Background: CD44 represents a heterogeneous group of surface glycoproteins involved in cell-cell and cell-matrix interactions. CD44H is the major receptor for hyaluronate, and most if not all CD44H known functions are attributed to its ability to recognize hyaluronate. We have previously demonstrated a lack of CD44 expression in high stages and NMYC-amplified tumors and further have shown that NMYC-amplified cell lines either did not express CD44 at all or expressed a nonfunctional receptor. On the other hand, nonamplified cells constitutively expressed an active receptor, suggesting that absence of CD44-mediated hy aluronate binding could be related to increased malignancy in human neuroblastoma.

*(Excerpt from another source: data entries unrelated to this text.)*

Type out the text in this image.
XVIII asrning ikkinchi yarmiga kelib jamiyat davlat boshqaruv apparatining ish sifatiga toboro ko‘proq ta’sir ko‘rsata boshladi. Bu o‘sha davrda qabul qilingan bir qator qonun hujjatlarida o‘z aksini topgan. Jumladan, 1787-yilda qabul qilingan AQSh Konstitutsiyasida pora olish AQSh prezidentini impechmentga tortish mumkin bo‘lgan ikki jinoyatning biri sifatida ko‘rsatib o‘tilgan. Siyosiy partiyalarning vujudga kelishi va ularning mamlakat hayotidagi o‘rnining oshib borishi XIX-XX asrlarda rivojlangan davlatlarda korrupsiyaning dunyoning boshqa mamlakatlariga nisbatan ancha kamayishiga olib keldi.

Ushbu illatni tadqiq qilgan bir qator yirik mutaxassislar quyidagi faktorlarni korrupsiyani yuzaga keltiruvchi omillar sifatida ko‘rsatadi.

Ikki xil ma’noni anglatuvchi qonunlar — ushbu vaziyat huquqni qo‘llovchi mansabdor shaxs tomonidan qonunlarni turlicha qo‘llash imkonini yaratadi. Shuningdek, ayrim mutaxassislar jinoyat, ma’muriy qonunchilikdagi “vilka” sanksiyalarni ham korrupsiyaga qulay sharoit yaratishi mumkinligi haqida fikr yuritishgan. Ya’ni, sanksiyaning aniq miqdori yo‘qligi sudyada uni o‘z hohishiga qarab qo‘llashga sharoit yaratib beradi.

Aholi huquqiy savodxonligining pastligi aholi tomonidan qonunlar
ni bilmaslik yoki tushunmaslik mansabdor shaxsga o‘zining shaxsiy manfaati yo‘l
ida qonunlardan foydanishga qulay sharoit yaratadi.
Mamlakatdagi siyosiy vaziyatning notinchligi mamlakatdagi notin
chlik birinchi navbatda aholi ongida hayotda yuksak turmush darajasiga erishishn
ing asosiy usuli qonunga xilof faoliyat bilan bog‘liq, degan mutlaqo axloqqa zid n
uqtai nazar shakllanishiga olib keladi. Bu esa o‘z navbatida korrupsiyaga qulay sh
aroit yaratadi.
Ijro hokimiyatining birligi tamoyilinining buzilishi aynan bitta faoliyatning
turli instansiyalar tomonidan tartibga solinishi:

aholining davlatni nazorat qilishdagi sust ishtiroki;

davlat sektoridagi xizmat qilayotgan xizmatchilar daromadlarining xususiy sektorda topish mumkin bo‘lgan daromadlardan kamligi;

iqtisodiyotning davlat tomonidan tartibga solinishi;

Procedure: In the present study we have compared the glycosylated structure of CD44 expressed by NMYC amplified vs. nonamplified cell lines in relation to their adhesive properties for hyaluronate. These adhesive properties were measured after modifications of the carbohydrate structure with enzymes and inhibitors of N- or O-linked glycosylation.
Results and conclusions: Our results indicate that increased sialylation, defective N-linked glycosylation, and substitution of the CD44 glycoprotein with keratan sulfate glycosaminoglycan might include modifications observed on neuroblastoma cells that could account for the inability of the receptor to bind hyaluronate.